Flannery’s narrative begins when the asteroid Chicxulub collides with the Earth. Its destructive power annihilates the dinosaurs and virtually wipes the North American continental slate clean. From here, he beings to introduce a range of cast and characters. First came the plants, the pioneers that colonised the continent. Then, over time came the giant sloths, direwolves, one tonne lions, mammoths, bisons and mastodons. While the North American continent takes centre-stage, Eurasia, South America, Europe and even Australia played a supporting role in the evolution of its biodiversity. We learn for example, that many species of birds that are currently found in North America are of South American origin, while many of its mammals originated in Eurasia.
After charting the ebb and flow of life on the North American continent, Flannery turns his attention to the arrival of the first nations people into North America. Their arrival (some fourteen thousand years ago), is the start of the ‘blitzkrieg extinction’ period – one where the large megafauna began to disappear due to hunting and the changes in land-use and vegetation structure. A similar phenomena took place in Australia, where the megafauna disappearance coincides with the arrival of the Aboriginal people. The North American ecological balance finally tips with the arrival of French, Spanish and European settlers. Today, mass consumerism has become “an economic machine that is eating the life of the continent” (Benjamin Franklin in The Eternal Frontier, pg. 351).
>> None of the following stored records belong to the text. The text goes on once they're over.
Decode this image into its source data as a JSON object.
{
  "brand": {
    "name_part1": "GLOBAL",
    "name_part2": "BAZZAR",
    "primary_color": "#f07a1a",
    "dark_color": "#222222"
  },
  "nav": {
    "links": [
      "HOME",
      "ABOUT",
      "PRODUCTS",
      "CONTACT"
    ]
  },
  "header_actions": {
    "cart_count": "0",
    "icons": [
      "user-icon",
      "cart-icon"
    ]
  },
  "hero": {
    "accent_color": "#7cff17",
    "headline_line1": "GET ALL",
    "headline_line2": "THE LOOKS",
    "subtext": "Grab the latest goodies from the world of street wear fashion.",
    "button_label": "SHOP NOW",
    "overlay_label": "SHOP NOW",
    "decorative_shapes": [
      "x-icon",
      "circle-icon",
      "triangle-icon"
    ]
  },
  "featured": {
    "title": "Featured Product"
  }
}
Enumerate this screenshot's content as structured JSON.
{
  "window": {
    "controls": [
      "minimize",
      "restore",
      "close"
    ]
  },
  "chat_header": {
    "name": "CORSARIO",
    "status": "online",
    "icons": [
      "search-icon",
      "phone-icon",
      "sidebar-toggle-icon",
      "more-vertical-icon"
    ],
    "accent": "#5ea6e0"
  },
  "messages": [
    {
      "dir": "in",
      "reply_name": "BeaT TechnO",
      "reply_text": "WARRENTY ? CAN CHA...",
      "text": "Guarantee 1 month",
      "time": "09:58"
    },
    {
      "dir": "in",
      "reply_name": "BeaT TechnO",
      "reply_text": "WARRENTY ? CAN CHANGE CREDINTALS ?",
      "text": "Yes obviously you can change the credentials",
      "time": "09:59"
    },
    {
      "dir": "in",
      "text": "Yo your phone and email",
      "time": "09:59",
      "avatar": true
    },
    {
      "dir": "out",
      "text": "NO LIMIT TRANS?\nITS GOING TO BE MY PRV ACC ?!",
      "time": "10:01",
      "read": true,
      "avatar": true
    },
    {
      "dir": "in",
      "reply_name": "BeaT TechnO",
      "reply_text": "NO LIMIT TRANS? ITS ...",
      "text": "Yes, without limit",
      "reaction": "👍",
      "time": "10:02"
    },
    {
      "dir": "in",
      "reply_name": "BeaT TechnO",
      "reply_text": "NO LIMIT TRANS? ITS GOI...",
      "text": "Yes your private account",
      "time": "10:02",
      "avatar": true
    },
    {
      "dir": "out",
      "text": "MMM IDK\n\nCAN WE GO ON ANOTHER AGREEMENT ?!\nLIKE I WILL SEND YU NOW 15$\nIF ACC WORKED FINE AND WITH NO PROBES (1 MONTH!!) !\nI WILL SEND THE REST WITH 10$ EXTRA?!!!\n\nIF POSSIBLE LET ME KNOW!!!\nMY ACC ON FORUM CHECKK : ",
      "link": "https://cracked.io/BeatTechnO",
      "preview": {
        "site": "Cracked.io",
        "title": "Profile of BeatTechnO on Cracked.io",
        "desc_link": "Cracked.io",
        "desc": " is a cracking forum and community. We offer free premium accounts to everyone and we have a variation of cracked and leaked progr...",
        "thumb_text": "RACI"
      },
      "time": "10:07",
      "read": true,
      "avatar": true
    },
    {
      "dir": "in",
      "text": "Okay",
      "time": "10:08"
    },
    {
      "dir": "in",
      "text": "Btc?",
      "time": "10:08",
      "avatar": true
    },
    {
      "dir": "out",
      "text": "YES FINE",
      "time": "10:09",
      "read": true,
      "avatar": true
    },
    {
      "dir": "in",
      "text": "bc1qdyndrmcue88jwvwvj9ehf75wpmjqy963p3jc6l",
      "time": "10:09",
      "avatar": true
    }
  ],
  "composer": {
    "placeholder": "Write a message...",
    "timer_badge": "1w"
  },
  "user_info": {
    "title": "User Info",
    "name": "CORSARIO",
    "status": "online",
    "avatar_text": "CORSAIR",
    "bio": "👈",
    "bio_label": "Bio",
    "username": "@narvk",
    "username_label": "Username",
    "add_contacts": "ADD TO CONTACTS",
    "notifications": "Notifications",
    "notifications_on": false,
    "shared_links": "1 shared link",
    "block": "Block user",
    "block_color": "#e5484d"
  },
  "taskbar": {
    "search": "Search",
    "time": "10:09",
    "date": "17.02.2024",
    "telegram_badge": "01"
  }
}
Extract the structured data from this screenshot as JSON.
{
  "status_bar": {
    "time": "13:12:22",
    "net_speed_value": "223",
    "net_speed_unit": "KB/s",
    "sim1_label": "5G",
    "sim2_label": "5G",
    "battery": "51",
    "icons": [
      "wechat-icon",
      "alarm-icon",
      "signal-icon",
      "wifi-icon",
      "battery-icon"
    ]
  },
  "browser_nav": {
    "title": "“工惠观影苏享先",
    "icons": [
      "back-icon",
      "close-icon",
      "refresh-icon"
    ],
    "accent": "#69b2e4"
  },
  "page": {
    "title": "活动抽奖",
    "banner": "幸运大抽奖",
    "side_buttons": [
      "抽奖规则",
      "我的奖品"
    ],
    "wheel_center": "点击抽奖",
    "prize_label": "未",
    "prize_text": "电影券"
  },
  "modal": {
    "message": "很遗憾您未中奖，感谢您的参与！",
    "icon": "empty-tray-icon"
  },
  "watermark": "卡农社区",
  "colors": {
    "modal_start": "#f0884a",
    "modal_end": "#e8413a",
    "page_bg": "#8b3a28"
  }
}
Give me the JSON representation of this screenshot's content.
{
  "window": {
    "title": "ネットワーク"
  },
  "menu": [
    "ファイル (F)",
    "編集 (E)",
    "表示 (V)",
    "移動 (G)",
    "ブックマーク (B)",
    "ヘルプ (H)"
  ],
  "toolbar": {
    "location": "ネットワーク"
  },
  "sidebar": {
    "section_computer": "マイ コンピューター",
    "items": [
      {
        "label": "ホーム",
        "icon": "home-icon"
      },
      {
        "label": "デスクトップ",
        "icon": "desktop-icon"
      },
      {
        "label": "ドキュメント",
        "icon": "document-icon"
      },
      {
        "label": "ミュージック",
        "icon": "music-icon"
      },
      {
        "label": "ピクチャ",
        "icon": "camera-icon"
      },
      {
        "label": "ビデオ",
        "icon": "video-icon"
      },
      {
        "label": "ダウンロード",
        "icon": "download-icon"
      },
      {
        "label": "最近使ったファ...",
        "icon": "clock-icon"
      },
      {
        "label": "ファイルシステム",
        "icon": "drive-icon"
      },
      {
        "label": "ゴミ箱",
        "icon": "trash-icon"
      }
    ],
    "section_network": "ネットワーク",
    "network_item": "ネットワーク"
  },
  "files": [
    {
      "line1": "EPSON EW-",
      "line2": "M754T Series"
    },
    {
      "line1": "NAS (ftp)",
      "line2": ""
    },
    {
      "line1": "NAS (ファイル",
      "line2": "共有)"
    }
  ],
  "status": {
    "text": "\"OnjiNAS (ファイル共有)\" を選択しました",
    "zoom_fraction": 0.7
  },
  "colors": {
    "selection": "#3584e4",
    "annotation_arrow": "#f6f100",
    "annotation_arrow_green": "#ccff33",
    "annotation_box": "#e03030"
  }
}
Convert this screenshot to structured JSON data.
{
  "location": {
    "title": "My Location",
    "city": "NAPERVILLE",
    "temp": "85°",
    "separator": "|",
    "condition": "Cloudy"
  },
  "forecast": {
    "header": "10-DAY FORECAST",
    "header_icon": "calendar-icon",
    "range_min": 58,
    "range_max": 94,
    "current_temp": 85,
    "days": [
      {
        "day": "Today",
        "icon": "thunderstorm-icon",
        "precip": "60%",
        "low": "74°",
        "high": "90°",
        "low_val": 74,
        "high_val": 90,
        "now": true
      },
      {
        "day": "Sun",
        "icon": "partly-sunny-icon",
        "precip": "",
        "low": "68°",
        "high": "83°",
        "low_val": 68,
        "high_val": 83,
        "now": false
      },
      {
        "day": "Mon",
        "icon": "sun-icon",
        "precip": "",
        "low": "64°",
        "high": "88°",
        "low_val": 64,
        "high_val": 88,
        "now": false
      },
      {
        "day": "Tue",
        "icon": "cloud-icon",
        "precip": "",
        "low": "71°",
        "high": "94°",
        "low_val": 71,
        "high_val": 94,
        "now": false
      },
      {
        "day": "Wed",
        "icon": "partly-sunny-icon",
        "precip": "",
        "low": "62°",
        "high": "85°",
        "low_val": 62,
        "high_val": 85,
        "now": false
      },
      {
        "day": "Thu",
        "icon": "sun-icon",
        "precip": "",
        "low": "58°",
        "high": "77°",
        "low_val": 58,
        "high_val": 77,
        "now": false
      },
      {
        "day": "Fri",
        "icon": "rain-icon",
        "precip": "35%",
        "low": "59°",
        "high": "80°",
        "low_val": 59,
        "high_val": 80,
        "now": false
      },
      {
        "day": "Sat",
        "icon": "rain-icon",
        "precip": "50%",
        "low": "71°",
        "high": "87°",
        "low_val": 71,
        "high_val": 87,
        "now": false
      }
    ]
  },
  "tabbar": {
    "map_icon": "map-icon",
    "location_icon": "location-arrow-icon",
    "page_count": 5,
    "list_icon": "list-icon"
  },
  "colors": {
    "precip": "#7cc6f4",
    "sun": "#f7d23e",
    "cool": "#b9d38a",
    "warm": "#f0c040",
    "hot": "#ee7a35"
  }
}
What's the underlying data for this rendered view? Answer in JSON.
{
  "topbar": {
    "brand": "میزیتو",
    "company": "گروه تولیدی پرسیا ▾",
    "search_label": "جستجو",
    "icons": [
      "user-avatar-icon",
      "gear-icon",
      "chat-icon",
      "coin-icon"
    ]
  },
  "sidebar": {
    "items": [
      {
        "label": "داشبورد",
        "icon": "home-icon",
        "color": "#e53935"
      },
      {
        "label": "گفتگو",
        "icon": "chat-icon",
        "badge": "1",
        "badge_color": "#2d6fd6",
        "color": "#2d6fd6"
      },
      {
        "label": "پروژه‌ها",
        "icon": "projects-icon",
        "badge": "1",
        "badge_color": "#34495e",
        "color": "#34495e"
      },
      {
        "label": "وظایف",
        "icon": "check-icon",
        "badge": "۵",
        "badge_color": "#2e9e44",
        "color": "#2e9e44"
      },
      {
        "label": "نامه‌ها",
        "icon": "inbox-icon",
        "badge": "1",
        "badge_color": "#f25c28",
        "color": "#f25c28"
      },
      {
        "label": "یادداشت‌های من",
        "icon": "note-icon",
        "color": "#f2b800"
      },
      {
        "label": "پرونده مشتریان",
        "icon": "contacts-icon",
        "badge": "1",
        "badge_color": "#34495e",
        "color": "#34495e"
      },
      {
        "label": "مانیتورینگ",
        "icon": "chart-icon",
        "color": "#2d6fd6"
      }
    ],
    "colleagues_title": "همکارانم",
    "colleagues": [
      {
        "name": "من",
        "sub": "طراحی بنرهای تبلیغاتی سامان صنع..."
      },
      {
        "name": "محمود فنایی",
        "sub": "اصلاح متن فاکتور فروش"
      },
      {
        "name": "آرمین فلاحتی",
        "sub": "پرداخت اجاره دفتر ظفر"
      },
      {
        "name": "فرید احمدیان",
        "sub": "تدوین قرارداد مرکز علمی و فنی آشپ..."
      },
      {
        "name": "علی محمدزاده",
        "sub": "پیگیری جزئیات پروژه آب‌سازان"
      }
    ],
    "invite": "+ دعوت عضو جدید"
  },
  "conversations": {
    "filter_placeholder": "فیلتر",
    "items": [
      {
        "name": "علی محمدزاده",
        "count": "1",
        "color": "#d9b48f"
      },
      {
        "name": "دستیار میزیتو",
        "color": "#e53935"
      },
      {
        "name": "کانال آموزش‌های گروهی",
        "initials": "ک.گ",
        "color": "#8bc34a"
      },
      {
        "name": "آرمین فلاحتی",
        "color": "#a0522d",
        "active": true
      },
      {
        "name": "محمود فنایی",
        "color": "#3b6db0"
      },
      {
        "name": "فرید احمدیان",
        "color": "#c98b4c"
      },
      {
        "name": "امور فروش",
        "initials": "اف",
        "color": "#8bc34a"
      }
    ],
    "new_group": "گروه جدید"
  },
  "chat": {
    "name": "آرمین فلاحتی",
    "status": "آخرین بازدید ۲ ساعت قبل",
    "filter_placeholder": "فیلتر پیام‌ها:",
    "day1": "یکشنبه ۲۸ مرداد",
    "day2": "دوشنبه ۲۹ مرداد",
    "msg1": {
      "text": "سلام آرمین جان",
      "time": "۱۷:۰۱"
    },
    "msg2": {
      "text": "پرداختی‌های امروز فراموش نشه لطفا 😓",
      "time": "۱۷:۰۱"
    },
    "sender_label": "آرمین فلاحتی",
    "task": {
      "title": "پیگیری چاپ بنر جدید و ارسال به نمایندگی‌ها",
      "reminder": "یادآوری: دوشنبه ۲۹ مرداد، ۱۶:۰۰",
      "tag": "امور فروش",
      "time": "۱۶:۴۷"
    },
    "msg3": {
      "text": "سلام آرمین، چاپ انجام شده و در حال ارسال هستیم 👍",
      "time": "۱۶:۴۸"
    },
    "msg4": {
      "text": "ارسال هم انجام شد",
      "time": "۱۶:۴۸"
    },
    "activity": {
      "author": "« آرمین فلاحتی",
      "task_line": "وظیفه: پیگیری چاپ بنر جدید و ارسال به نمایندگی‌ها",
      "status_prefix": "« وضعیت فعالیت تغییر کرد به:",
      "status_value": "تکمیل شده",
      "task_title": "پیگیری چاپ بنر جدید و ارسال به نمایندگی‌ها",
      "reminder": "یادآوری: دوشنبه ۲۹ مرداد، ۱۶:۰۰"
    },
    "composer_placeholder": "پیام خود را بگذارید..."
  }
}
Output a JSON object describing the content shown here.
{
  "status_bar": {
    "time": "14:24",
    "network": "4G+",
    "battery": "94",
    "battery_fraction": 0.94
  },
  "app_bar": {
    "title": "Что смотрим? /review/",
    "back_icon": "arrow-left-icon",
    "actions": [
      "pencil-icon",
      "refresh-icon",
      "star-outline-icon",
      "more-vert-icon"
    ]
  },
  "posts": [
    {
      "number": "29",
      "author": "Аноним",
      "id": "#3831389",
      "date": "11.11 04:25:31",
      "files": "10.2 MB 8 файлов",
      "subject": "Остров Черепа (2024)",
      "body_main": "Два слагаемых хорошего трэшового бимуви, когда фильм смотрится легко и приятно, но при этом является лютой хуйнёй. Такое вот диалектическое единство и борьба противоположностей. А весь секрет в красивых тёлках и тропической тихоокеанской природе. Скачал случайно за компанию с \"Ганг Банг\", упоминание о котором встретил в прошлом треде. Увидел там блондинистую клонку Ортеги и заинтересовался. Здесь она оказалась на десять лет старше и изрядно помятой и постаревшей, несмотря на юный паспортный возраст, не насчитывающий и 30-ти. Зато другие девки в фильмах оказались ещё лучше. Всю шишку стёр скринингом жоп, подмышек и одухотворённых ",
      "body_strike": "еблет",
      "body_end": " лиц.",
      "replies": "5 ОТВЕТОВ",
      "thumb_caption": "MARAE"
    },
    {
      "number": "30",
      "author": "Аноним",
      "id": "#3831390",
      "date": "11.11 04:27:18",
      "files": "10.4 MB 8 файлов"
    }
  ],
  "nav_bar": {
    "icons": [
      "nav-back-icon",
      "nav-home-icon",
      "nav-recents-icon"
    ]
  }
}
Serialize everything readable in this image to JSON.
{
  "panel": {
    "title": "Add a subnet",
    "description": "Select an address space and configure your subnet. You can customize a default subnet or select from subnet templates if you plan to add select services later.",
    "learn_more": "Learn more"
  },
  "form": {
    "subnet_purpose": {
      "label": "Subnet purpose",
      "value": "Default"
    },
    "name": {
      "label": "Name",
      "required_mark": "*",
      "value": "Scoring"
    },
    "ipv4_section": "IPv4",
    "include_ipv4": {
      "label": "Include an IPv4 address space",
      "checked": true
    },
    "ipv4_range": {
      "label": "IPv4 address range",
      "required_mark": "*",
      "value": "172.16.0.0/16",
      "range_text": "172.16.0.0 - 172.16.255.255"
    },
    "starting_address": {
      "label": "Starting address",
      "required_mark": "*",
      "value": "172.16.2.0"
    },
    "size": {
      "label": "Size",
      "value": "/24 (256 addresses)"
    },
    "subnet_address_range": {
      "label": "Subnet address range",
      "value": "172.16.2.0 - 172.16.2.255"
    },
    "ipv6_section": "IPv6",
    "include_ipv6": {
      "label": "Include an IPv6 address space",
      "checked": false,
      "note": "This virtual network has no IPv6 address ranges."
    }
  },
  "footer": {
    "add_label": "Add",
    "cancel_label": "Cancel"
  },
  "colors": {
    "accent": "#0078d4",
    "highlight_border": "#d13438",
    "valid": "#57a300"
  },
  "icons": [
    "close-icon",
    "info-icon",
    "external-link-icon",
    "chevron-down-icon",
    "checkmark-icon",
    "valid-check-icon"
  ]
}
With his deeply imaginative writing coupled with forensic scientific examination, Flannery weaves a compelling and dramatic story. He punctuates the reader’s journey into this fascinating and deadly landscape with open ended questions, analyses competing theories and uses excerpts from journals and letters. He also provides a short summary of key ideas and developments at the end of each chapter help to keep readers on track. By the end of the book, readers will come to look at North America in a new light.
While Flannery takes his readers on a grand adventure, I think he is over ambitious in seeking to cover the ecological and evolutionary history of a continent that spans over sixty-five million years. I think that Flannery should have kept the focus on a specific time frame or chosen a particular event such as a conclusion to the story. This would have paved the way for a second volume, giving him more scope for a detailed examination. The continued introduction of new species of plants and animals also makes it confusing at times for the reader to keep up with the narrative and here, I think a collection of images or artist impressions would have been useful.
While the book is interesting, informative and imaginative, I think that some North American readers will not enjoy it as much, particularly, when Flannery forays into the impacts of humans on ecology and biodiversity. I think that his broad brush-strokes, perhaps justifiably, end up painting many of the human colonists of North America in a bad light.
Overall though, Flannery’s The Eternal Frontier is a worthy addition for anyone interested in the evolutionary history of the North American continent – and, indeed, the planet.